Puppy Chow, also known as “Muddy Mix” or “Monkey Munch”, is a super easy, super delicious treat. But be warned: This recipe is NOT for the diabetics among us! I like this recipe as an activity for people with memory loss because it’s pretty simple, can be done without the stove, and it’s not a big deal if the ingredients aren’t measured exactly. The recipe, courtesy of Food.com, is as follows:

Ingredients:
9 cups Chex cereal (any kind)
1 cup semi-sweet chocolate chips or 6 ounces semi-sweet chocolate chips, melted
1/2 cup smooth peanut butter, melted
1/4 cup butter, melted
1 -2 teaspoon vanilla
1 1/2 cups powdered sugar

Directions:
1. Measure cereal in large bowl and set aside.
2. Microwave chocolate chips, peanut butter and butter for 1 minute on high.
3. Stir and cook for 30 seconds longer or until smooth.
4. Add vanilla.
5. Pour mixture over cereal, stirring until coated.
6. Pour mixture into large Ziploc bag and add powdered sugar.
7. Shake until well coated.
8. Spread on waxed paper to cool.
9. Eat. Store in Ziploc bags or large sealed bowl (as if it will last that long!).

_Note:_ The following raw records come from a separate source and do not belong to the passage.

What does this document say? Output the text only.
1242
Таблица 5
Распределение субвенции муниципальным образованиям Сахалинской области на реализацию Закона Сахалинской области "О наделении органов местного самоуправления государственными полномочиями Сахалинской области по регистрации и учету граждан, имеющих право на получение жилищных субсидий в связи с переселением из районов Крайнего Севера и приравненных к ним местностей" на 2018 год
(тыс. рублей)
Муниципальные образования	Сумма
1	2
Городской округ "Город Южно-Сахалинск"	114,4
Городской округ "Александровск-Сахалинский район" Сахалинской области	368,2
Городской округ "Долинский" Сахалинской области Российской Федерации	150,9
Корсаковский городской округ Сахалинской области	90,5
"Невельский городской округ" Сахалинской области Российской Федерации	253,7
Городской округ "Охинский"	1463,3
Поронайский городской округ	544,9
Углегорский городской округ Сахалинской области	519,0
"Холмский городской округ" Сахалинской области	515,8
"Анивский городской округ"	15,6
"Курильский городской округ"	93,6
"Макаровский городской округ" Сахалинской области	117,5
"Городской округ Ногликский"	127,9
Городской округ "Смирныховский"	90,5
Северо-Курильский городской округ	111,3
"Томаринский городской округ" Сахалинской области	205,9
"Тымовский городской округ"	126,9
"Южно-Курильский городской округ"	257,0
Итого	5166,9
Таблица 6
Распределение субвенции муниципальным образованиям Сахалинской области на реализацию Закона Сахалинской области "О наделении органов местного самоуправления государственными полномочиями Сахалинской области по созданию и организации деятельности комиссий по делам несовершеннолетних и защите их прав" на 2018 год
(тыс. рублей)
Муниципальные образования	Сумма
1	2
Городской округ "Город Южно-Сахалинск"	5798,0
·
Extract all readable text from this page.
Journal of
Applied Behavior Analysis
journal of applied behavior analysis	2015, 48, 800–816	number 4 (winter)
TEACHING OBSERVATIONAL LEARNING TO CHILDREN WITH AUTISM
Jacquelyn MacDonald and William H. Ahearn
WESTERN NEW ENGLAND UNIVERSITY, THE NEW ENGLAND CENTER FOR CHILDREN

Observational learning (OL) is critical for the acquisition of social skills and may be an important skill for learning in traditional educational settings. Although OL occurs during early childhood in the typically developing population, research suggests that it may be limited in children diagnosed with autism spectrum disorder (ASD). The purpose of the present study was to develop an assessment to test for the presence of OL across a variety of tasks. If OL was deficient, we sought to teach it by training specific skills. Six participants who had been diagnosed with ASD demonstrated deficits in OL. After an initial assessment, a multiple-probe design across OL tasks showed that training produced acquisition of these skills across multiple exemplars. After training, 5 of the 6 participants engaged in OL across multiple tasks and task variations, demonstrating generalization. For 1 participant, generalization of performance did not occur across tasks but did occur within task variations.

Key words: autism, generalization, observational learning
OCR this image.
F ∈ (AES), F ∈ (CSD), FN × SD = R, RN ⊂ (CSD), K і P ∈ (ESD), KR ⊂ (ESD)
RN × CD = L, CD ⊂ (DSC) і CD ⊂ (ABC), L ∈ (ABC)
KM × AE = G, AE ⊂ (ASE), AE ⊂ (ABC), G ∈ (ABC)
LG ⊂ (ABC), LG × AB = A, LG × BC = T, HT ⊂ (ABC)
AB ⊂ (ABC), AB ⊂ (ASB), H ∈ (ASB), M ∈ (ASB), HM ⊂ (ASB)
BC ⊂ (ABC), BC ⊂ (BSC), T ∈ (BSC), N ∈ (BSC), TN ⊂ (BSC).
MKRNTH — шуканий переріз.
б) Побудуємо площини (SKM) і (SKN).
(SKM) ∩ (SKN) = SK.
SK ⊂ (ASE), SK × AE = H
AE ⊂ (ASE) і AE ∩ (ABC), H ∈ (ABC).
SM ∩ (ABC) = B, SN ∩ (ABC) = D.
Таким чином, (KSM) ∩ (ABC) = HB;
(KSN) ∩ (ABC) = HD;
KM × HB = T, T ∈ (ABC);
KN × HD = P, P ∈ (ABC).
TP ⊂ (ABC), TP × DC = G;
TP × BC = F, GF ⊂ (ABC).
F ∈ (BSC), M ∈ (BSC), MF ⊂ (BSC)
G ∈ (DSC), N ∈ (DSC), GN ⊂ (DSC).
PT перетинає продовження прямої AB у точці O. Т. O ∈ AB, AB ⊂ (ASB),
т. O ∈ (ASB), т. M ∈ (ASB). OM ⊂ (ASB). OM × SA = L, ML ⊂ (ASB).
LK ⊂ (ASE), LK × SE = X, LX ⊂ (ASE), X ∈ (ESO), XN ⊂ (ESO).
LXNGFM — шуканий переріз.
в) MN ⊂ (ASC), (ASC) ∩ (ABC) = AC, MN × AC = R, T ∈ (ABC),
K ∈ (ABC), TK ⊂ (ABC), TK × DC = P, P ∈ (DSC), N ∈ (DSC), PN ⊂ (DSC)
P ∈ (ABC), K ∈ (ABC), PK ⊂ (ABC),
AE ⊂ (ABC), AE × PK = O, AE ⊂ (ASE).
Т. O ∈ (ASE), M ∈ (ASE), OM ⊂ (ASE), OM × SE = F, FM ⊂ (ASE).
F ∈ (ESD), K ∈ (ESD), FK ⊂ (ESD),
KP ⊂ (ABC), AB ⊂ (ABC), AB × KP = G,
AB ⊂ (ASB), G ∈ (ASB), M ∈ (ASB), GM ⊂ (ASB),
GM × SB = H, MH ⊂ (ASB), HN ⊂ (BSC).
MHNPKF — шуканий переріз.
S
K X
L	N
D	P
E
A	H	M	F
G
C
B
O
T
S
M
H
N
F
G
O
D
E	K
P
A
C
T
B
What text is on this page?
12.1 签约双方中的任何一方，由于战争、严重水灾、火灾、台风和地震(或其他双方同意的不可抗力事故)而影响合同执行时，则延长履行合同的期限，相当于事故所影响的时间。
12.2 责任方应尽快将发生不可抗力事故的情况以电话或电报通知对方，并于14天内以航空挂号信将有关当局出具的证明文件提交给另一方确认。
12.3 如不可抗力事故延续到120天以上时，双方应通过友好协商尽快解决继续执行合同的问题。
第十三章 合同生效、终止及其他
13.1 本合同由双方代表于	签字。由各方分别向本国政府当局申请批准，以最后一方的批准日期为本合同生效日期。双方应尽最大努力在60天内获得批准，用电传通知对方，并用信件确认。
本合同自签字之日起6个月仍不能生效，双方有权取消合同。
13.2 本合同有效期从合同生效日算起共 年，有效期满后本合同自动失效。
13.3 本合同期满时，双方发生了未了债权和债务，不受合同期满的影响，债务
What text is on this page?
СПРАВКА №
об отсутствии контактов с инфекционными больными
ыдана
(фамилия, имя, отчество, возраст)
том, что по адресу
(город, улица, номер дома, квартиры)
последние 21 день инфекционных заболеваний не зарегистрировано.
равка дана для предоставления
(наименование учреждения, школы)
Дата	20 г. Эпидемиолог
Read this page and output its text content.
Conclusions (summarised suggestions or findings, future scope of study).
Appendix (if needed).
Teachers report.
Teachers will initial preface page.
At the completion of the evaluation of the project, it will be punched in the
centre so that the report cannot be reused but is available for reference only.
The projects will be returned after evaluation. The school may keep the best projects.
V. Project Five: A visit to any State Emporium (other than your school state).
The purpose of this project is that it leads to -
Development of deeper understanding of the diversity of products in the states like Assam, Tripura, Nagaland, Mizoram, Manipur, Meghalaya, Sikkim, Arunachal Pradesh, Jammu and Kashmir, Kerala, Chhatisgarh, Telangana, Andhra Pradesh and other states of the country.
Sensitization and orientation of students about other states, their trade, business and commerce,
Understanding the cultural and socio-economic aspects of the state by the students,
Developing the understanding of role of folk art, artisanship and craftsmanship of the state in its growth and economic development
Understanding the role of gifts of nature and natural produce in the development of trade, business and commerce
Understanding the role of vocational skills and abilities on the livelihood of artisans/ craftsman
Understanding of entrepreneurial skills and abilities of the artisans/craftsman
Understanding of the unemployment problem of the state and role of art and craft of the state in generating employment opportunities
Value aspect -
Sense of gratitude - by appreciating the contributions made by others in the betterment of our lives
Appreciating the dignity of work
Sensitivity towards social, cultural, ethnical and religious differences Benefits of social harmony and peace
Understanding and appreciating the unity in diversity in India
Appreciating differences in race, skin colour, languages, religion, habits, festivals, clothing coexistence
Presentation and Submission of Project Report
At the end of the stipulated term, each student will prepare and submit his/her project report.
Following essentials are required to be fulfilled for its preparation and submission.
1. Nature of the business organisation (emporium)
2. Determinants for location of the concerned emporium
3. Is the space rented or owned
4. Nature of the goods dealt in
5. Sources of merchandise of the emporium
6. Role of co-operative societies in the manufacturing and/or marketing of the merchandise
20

Of course, this activity can be modified for someone in almost any stage of dementia. Someone with only mild memory loss may be able to do all the steps independently. Someone the moderate stages may be able to measure all the ingredients and stir/shake as needed, but may need help remembering the order of the steps or need help operating the microwave. Someone in the late stages of the disease may be able to stir or shake after seeing a short demonstration or some hand-over-hand assistance.

Be sure to reminisce as you cook. You could ask about favorite sweet treats, what they liked to cook (or what they hated to cook!). Their children’s favorite snacks, how they learned to cook, etc.